I am really convinced the kernel question is mostly apparent. I am just to a point where I am not going to care about the kernel, linux, zircon, BSD…whatever.

That hardware can’t be compared to ARM devices in terms of cost/functionality.

Not sure what you mean by can’t be compared?

The x86 tablets are fast, often have open graphics drivers, are compatible with a wider range of software, and many of them have better input devices (presure sensititivity than comparable ARM devices). You have to be careful in selecting any device lest you get burned but they definitly are comparable.

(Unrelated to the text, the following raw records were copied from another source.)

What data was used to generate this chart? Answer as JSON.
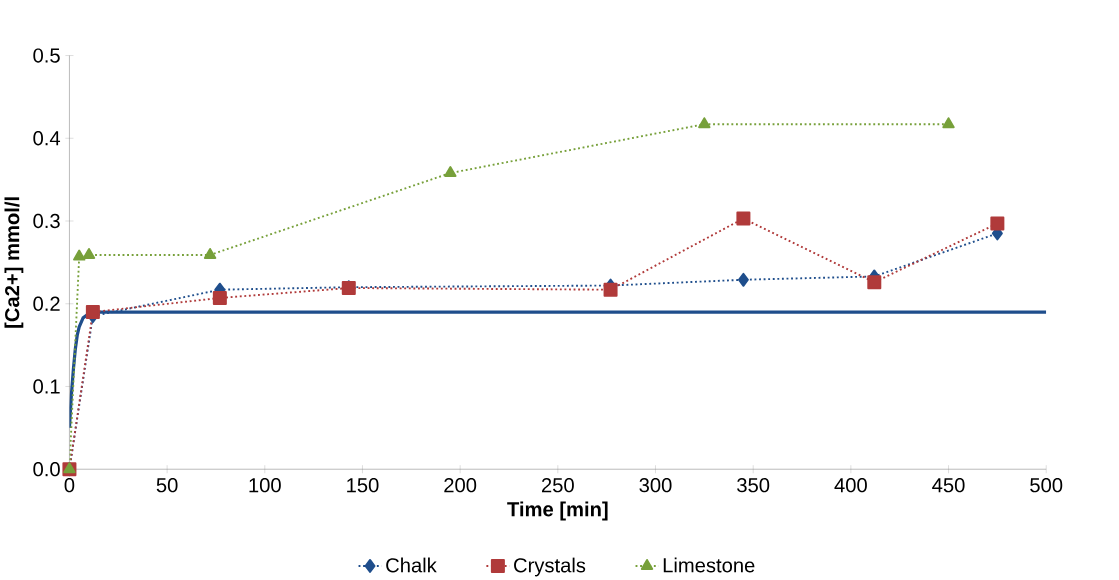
{
  "chart_data": {
    "type": "line",
    "xlabel": "Time [min]",
    "ylabel": "[Ca2+] mmol/l",
    "xlim": [
      0,
      500
    ],
    "xticks": [
      0,
      50,
      100,
      150,
      200,
      250,
      300,
      350,
      400,
      450,
      500
    ],
    "ylim": [
      0,
      0.5
    ],
    "yticks": [
      {
        "value": 0,
        "label": "0.0"
      },
      0.1,
      0.2,
      0.3,
      0.4,
      0.5
    ],
    "legend": "bottom",
    "grid": false,
    "series": [
      {
        "color": "#1f4e8c",
        "line_style": "solid",
        "marker": "none",
        "x": [
          0,
          1,
          2,
          3,
          4,
          5,
          7,
          10,
          15,
          500
        ],
        "values": [
          0.05,
          0.09,
          0.12,
          0.145,
          0.162,
          0.172,
          0.183,
          0.188,
          0.19,
          0.19
        ]
      },
      {
        "name": "Chalk",
        "color": "#1f4e8c",
        "line_style": "dotted",
        "marker": "diamond",
        "x": [
          0,
          12,
          77,
          143,
          277,
          345,
          412,
          475
        ],
        "values": [
          0,
          0.185,
          0.217,
          0.22,
          0.222,
          0.229,
          0.233,
          0.285
        ]
      },
      {
        "name": "Crystals",
        "color": "#b03a3a",
        "line_style": "dotted",
        "marker": "square",
        "x": [
          0,
          12,
          77,
          143,
          277,
          345,
          412,
          475
        ],
        "values": [
          0,
          0.19,
          0.207,
          0.219,
          0.217,
          0.303,
          0.226,
          0.297
        ]
      },
      {
        "name": "Limestone",
        "color": "#77a03a",
        "line_style": "dotted",
        "marker": "triangle",
        "x": [
          0,
          5,
          10,
          72,
          195,
          325,
          450
        ],
        "values": [
          0,
          0.257,
          0.259,
          0.259,
          0.358,
          0.417,
          0.417
        ]
      }
    ]
  }
}
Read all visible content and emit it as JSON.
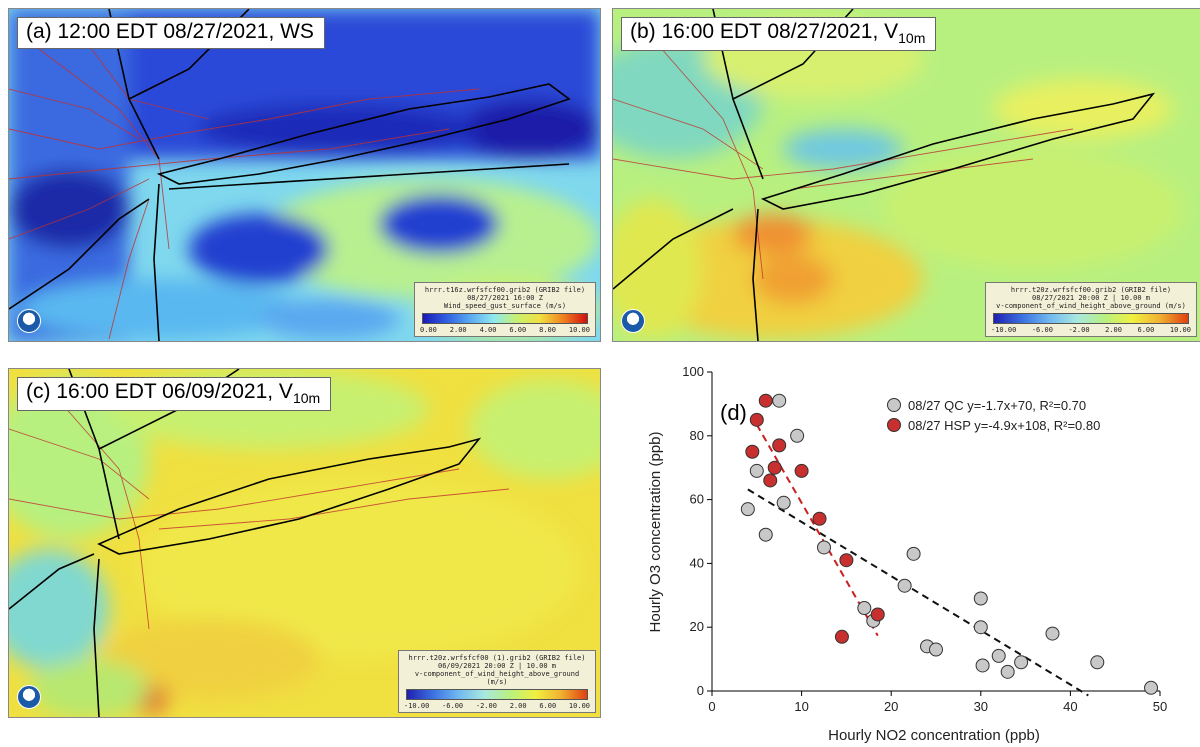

I mean you are talking about devices in the $200-700 range… right the quality of tablet devices there varies pretty much irrespective of the CPU they have in them. The $200 devices are mostly media consumption devices and you start getting decent features around $400+ even on ARM devices like larger storage and better input. I’m not sure you really even loose out on battery life honestly… running the same software with similar screen size and brightness they’ll have similar runtime. The kicker is that the x86 tablets can run more software, software that is typically not mobile optimised so you can see shorter battery life if you choose to run that software.

I’m just saying that targeting a tablet if it is an ARM tablet essentially means targeting one device or a small group of them, not a platform, whereas all x86 tablets are effectively already supported PCs with tablet hardware attached to them.

But I am already targeting x86 of course. But I have also a number of spare ARM devices around, plus an orange pi that should arrive in the next weeks.